A primeira vez que li algo sobre a cidade
foi 'O mercador de Veneza', de Shakespeare
depois 'Morte em Veneza', de Thomas Mann,
nenhum dos dois italianos, mas
ambos me levaram a Dante Alighieri, Maquiavel, Boccaccio, Petrarca (saudades
das aulas de latim com a Bianca)
Pirandello, Italo Calvino, Umberto Eco, Ungaretti, Cesare Pavese, Primo Levi, Pasolini,
Croce, Gramsci, Agamben, Silvia Federici
depois assisti filmes do Fellini e do Bertolucci,
e, finalmente, minha paixão recente está
em Ferrante e Natália Ginzburg.
Essas pessoas fazem eu me estranhar
pra me sentir menos estrangeira no mundo,
é por isso que eu ouço italiano com alegria
e o falo com alegria dobrada;
ao observar as crianças sinto que quase posso compreender o que as torna italianas.

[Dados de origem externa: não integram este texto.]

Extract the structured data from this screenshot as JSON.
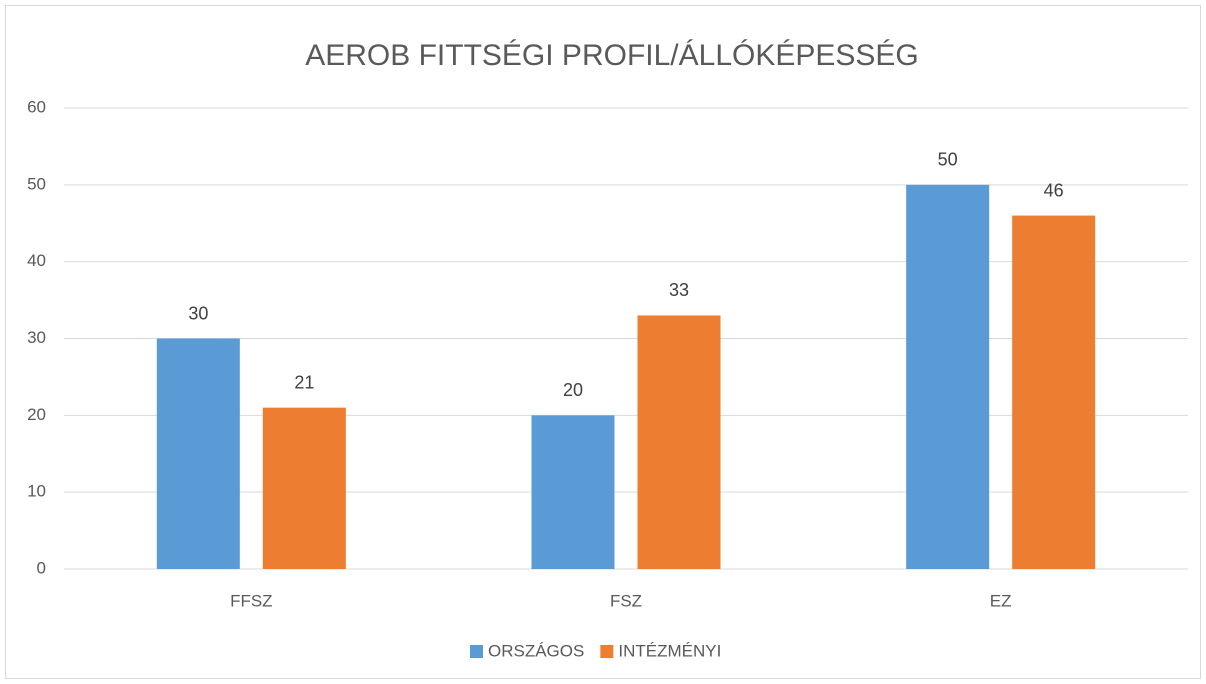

Fico encantada com barcos na 'garagem'
outra lógica de vida;
me emociona passar pela rua do partido comunista, lembrar da resistência antifascista
e ver a vida pulsando quando o vento
toca as roupas penduradas no varal.
Quero usar as máscaras carnavalescas
e experimentar a igualdade de classes.
Veneza, talvez em Roma eu fosse
muito nova para dimensionar tudo
que meus olhos podiam ver,
mas no presente eu estava pronta
pra você, no auge da minha maturidade
e equilíbrio, esse mesmo que
te mantém em pé, te sustenta.
Jamais você sucumbirá às águas,
porque elas não podem apagar
o que é inesquecível, teu idílio.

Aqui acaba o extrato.